Coado, de supermercado, com bastante
açúcar. Há muito tempo, nos dias cheios, pedia para minha mãe fazê-lo para que eu conseguisse
enfrentar noites mais cheias ainda. Pra ser honesta, eu não entendia muito bem
o sabor, mas muito me interessava o estado de alerta que a cafeína me causava.
Coado no filtro de papel, sem muitos segredos ou especificidades, sem saber se
era arábico ou sei lá o quê... temperado apenas com o amor de mãe.
Aos poucos, passei a apreciar o cheiro criado
pelo contato da água fervendo com o pó preto. Aprendi a tomar por gosto, ainda
com bastante açúcar. Provei uma versão em uma máquina de sachê. Passou a ser
meu combustível para as manhãs no escritório. O ritual diário era, antes de tudo,
ligar a máquina e tomar uma dose do longo, com três colheres de açúcar. Depois,
mais um após o almoço. Às vezes, um intermediário, dependendo do dia.
Novo ano, nova vida. Ele, sempre
comigo. Novamente, sem máquina, recorrendo ao coado “de mamãe”, temperado com
amor. Ao longo do ano, uma novidade: a tal da Nespresso. Ganhei do meu tio, até
batizei! Inês, trocadilho infame. Uma máquina toda novinha e cheia de balangandãs.
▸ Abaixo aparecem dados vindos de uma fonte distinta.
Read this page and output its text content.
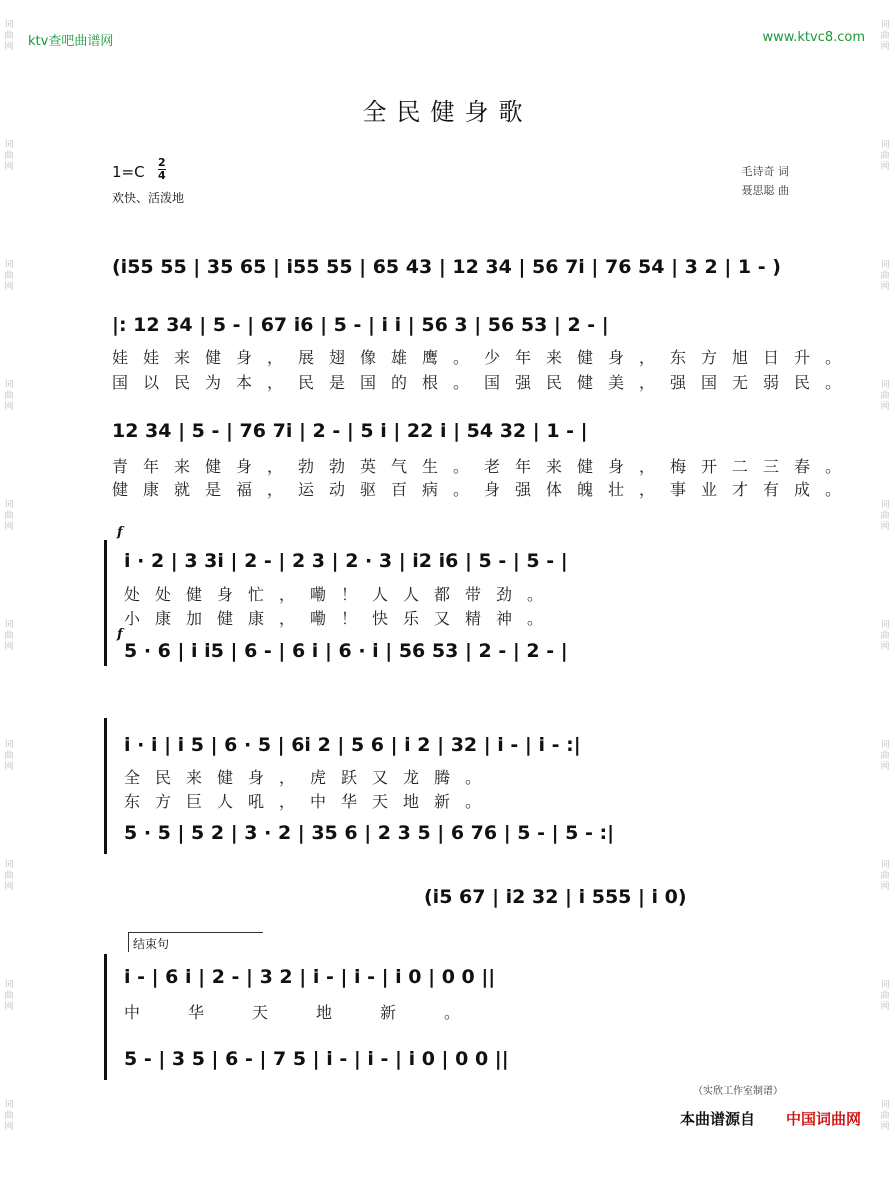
词曲网
词曲网
词曲网
词曲网
词曲网
词曲网
词曲网
词曲网
词曲网
词曲网
词曲网
词曲网
词曲网
词曲网
词曲网
词曲网
词曲网
词曲网
词曲网
词曲网
ktv查吧曲谱网	www.ktvc8.com
全民健身歌
1=C
2
4
欢快、活泼地
毛诗奇 词
聂思聪 曲
(i55 55 | 35 65 | i55 55 | 65 43 | 12 34 | 56 7i | 76 54 | 3 2 | 1 - )
|: 12 34 | 5 - | 67 i6 | 5 - | i i | 56 3 | 56 53 | 2 - |
娃娃来健身，展翅像雄鹰。少年来健身，东方旭日升。
国以民为本，民是国的根。国强民健美，强国无弱民。
12 34 | 5 - | 76 7i | 2 - | 5 i | 22 i | 54 32 | 1 - |
青年来健身，勃勃英气生。老年来健身，梅开二三春。
健康就是福，运动驱百病。身强体魄壮，事业才有成。
f
i · 2 | 3 3i | 2 - | 2 3 | 2 · 3 | i2 i6 | 5 - | 5 - |
处处健身忙，嘞！人人都带劲。
小康加健康，嘞！快乐又精神。
f
5 · 6 | i i5 | 6 - | 6 i | 6 · i | 56 53 | 2 - | 2 - |
i · i | i 5 | 6 · 5 | 6i 2 | 5 6 | i 2 | 32 | i - | i - :|
全民来健身，虎跃又龙腾。
东方巨人吼，中华天地新。
5 · 5 | 5 2 | 3 · 2 | 35 6 | 2 3 5 | 6 76 | 5 - | 5 - :|
(i5 67 | i2 32 | i 555 | i 0)
结束句
i - | 6 i | 2 - | 3 2 | i - | i - | i 0 | 0 0 ||
中华天地新。
5 - | 3 5 | 6 - | 7 5 | i - | i - | i 0 | 0 0 ||
（实欣工作室制谱）
本曲谱源自 中国词曲网
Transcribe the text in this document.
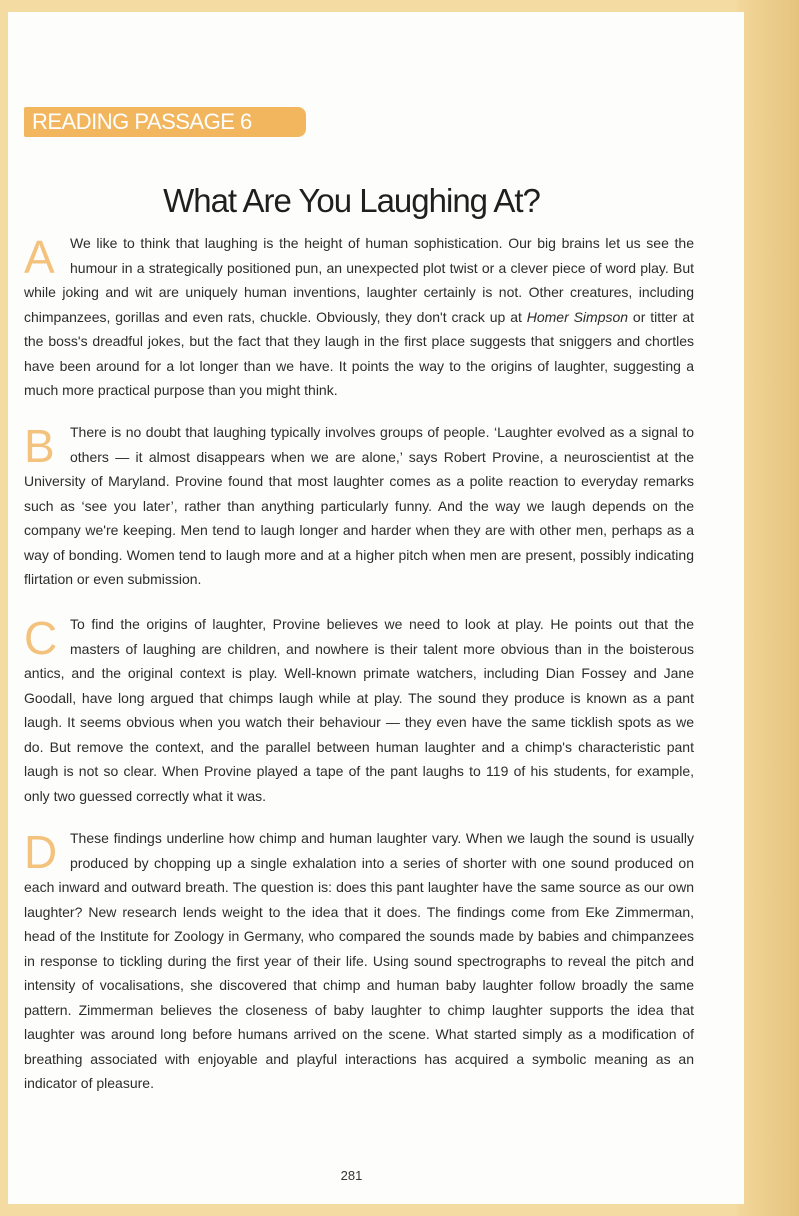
READING PASSAGE 6
What Are You Laughing At?

A We like to think that laughing is the height of human sophistication. Our big brains let us see the humour in a strategically positioned pun, an unexpected plot twist or a clever piece of word play. But while joking and wit are uniquely human inventions, laughter certainly is not. Other creatures, including chimpanzees, gorillas and even rats, chuckle. Obviously, they don't crack up at Homer Simpson or titter at the boss's dreadful jokes, but the fact that they laugh in the first place suggests that sniggers and chortles have been around for a lot longer than we have. It points the way to the origins of laughter, suggesting a much more practical purpose than you might think.

B There is no doubt that laughing typically involves groups of people. ‘Laughter evolved as a signal to others — it almost disappears when we are alone,’ says Robert Provine, a neuroscientist at the University of Maryland. Provine found that most laughter comes as a polite reaction to everyday remarks such as ‘see you later’, rather than anything particularly funny. And the way we laugh depends on the company we're keeping. Men tend to laugh longer and harder when they are with other men, perhaps as a way of bonding. Women tend to laugh more and at a higher pitch when men are present, possibly indicating flirtation or even submission.

C To find the origins of laughter, Provine believes we need to look at play. He points out that the masters of laughing are children, and nowhere is their talent more obvious than in the boisterous antics, and the original context is play. Well-known primate watchers, including Dian Fossey and Jane Goodall, have long argued that chimps laugh while at play. The sound they produce is known as a pant laugh. It seems obvious when you watch their behaviour — they even have the same ticklish spots as we do. But remove the context, and the parallel between human laughter and a chimp's characteristic pant laugh is not so clear. When Provine played a tape of the pant laughs to 119 of his students, for example, only two guessed correctly what it was.

D These findings underline how chimp and human laughter vary. When we laugh the sound is usually produced by chopping up a single exhalation into a series of shorter with one sound produced on each inward and outward breath. The question is: does this pant laughter have the same source as our own laughter? New research lends weight to the idea that it does. The findings come from Eke Zimmerman, head of the Institute for Zoology in Germany, who compared the sounds made by babies and chimpanzees in response to tickling during the first year of their life. Using sound spectrographs to reveal the pitch and intensity of vocalisations, she discovered that chimp and human baby laughter follow broadly the same pattern. Zimmerman believes the closeness of baby laughter to chimp laughter supports the idea that laughter was around long before humans arrived on the scene. What started simply as a modification of breathing associated with enjoyable and playful interactions has acquired a symbolic meaning as an indicator of pleasure.

281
Um milhão de tipos de cápsulas, 100% arábica. Virou minha melhor amiga
imediatamente. Escrevemos vários artigos juntas, madrugamos juntas. O cheiro do
líquido que saía dela era maravilhoso. Passei a apreciar cada detalhe daquela
nova experiência. A escolha da cápsula compatível com o sabor que eu estava
implorando para sentir, a xícara que mais agradaria o meu humor do dia. Um novo
ritual. Um pouco maluca, é verdade.
Certo dia, meados de agosto, levei a Inês
para passear. Queria agradar os membros do grupo de pesquisa que eu iria
começar a orientar. Comprei cápsulas Pilão (sou estudante, não dava pra bancar
cápsulas Nespresso) e copos simpáticos. Liguei a máquina na tomada... Saiu
fumaça e ela começou a engasgar. Minha Inês estava passando mal. Não deu outra,
cheguei em casa e ela deu o último suspiro: queimou de vez. Nenhum membro do
grupo tomou um gole sequer da alegria que a Inês me proporcionava. Eu também
não tomei mais, ela se foi. Chorei a madrugada inteira. Em alguns momentos,
abracei a Inês de verdade enquanto chorava. Éramos amigas, companheiras de
madrugadas, minha nova mania. Não posso negar que chorar pelo óbito da máquina
de café parece doidice. Mas chorei. Chorei verdadeiramente. A geringonça foi um
presente, daqueles bem dados, com amor.
Passado o luto, superei. Comecei a
pensar na minha nova amiga, para substituir a Inês. A novidade do momento,
comprada no cartão de crédito e parcelada de algumas vezes. Ganhei até um brinde
cheio de cápsulas! Eu não poderia ter feito esse gasto, por isso Lucas a
batizou de Teimosa. Chamei as amigas para conhecê-la. Comprei garrafinhas de
água com gás para tomar um cálice antes do espresso. Bebia um atrás do outro,
com pitadas de taquicardia. Algumas vezes por vício, outras por necessidade. Eu
e Teimosa somos companheiras, embora minhas cápsulas originais tenham acabado e
eu tenha me rendido às imitações de supermercado.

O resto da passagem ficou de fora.